19 March 2024

Using Halliday's Linear Taxonomy Of Complexity To Classify Somatic Behaviours

Ngo, Hood, Martin, Painter, Smith & Zappavigna (2022: 19-20):

As far as somasis is concerned we have found it useful to draw on Halliday’s (1996) proposals for an evolutionary typology of systems. He recognises four orders of complexity, with semiotic systems evolving out of social systems, social systems out of biological ones and biological ones out of physical ones. 
We have adapted this framework in our classification of somatic behaviour, distinguishing physical activity, biological behaviour and social communion.

Physical activity covers material action involving some change in the relationship of one physical entity to another (walking, running, jumping, throwing, breaking, cutting, digging, pulling etc.). 

Biological behaviour can be divided into changes that restore comfort (sneezing, coughing, scratching, laughing, adjusting garments or hair etc.) and those that index discomfort (nail biting, fiddling, fidgeting, wriggling, blushing, shivering, crying etc.). 

Social communion can be divided into mutual perception (sharing gaze, pitch, proximity, touch, smell etc.) and reciprocal attachment (tickling, cradling, holding hands, hugging, stroking, hugging, kissing, mating etc.). These proposals are outlined in Figure 1.7.

… To put this another way, we are arguing that the behaviours outlined in Figure 1.7 can be treated as paralinguistic or not depending on whether or not they are negotiated as meaningful in interaction.



Blogger Comments:

[1] To be clear, non-semiotic behaviour ("somasis") is irrelevant to a model of paralanguage, and it only arises as an issue because the authors give priority the the view 'from below': gestures, in contradistinction to the methodology of SFL Theory, which gives priority to the view 'from above': meaning.
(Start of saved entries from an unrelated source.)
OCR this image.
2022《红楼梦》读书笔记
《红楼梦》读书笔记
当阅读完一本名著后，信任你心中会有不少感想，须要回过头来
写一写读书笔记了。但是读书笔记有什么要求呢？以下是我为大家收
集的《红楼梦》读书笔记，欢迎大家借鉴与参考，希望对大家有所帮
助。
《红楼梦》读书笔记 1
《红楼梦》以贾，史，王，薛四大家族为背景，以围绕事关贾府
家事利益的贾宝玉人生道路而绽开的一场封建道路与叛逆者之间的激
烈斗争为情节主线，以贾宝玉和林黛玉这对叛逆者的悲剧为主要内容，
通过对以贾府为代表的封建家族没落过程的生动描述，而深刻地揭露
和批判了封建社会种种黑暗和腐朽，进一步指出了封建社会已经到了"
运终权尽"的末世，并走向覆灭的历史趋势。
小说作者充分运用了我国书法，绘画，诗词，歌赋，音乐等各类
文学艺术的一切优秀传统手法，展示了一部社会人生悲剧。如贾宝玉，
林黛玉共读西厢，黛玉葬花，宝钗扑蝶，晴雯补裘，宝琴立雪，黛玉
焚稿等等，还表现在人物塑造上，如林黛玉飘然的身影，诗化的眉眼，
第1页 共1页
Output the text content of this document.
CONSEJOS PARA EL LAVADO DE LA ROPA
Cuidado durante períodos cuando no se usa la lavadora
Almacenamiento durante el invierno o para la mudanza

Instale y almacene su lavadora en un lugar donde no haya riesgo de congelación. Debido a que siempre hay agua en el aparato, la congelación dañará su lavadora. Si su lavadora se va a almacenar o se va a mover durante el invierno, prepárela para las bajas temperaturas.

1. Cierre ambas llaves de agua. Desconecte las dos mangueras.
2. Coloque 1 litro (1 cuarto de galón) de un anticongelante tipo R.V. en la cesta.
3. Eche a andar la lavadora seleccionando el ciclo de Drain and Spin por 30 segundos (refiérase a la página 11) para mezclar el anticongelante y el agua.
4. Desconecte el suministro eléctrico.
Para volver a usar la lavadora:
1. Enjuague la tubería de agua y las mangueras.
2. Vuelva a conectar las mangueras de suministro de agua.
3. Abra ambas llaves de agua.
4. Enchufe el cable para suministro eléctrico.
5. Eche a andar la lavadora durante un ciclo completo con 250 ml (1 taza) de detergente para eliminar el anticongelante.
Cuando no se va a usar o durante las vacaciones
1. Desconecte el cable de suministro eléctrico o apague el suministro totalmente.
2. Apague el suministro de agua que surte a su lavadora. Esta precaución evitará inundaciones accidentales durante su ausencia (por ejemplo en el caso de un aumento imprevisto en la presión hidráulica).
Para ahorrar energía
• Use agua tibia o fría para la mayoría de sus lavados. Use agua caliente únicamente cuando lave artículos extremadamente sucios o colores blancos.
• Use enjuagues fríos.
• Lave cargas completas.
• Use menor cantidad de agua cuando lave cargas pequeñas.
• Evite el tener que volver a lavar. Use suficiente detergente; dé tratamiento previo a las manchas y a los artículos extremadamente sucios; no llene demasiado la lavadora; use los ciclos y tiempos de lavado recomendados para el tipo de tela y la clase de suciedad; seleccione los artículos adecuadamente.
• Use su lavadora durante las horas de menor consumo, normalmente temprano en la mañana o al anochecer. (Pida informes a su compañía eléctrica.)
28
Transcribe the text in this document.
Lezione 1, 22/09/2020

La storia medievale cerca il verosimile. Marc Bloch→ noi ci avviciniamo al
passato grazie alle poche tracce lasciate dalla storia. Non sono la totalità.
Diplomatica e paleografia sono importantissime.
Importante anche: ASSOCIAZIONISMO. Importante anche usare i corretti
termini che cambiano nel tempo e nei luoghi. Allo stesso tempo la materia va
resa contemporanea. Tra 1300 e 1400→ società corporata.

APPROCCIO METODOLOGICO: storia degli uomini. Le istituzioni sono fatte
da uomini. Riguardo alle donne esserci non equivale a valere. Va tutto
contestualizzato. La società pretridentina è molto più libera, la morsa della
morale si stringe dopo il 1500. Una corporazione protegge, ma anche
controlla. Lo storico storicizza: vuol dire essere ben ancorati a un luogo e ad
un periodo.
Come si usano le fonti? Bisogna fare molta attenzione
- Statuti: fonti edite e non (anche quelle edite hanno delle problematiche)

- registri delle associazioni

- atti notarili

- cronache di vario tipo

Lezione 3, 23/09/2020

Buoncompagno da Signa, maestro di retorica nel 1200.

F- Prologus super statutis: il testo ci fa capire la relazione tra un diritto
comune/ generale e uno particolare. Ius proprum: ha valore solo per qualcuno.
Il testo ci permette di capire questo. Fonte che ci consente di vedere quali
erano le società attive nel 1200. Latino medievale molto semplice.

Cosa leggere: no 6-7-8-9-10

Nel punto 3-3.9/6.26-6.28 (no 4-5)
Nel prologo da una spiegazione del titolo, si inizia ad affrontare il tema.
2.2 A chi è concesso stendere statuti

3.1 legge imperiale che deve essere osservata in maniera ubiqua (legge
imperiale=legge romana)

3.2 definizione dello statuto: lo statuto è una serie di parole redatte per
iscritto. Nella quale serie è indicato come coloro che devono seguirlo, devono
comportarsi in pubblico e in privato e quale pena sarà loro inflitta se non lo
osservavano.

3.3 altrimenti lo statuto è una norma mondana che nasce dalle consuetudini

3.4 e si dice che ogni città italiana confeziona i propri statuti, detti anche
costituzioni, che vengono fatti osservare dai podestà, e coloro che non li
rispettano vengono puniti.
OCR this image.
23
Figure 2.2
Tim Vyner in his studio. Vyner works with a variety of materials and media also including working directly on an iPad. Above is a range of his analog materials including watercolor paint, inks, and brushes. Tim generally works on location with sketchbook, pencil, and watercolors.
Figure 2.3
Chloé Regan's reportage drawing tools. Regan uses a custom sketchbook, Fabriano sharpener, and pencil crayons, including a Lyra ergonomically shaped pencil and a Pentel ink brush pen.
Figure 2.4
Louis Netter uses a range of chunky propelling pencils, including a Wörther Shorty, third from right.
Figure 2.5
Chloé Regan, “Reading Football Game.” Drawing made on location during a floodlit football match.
[2] To be clear, Halliday's model is set out in Halliday & Matthiessen (1999: 508, 509):

Physical systems are just physical systems. Biological systems, however, are not just biological systems; they are at once both biological and physical. Social systems are all three: social, biological and physical. …

A biological system is a physical system with the added component of "life"; it is a living physical system. In comparable terms, a social system is a biological system with the added component of "value" (which explains the need for a synoptic approach, since value is something that is manifested in forms of structure). A semiotic system, then, is a social system with the added component of "meaning".

[3] To be clear, the authors' use of Halliday's model seriously misunderstands it. Halliday's model is concerned with orders of complexity, from atoms to organisms to social structures, where the later orders subsume the earlier orders. The authors' three types of behaviour, in contrast, are mutually exclusive categories of the behaviour of organisms.

[4] To be clear, if any of these behaviours are interpreted as meaning anything other than themselves, then they are interpreted semiotic. Moreover, for Halliday (2004: 18), contrā the authors, 'exchanging attention' is a gloss of the interactional microfunction, and so not only semiotic rather than somatic, but protolanguage.

[5] To be clear, there is no need to argue this, since this is just a definition of (interpersonal) semiosis.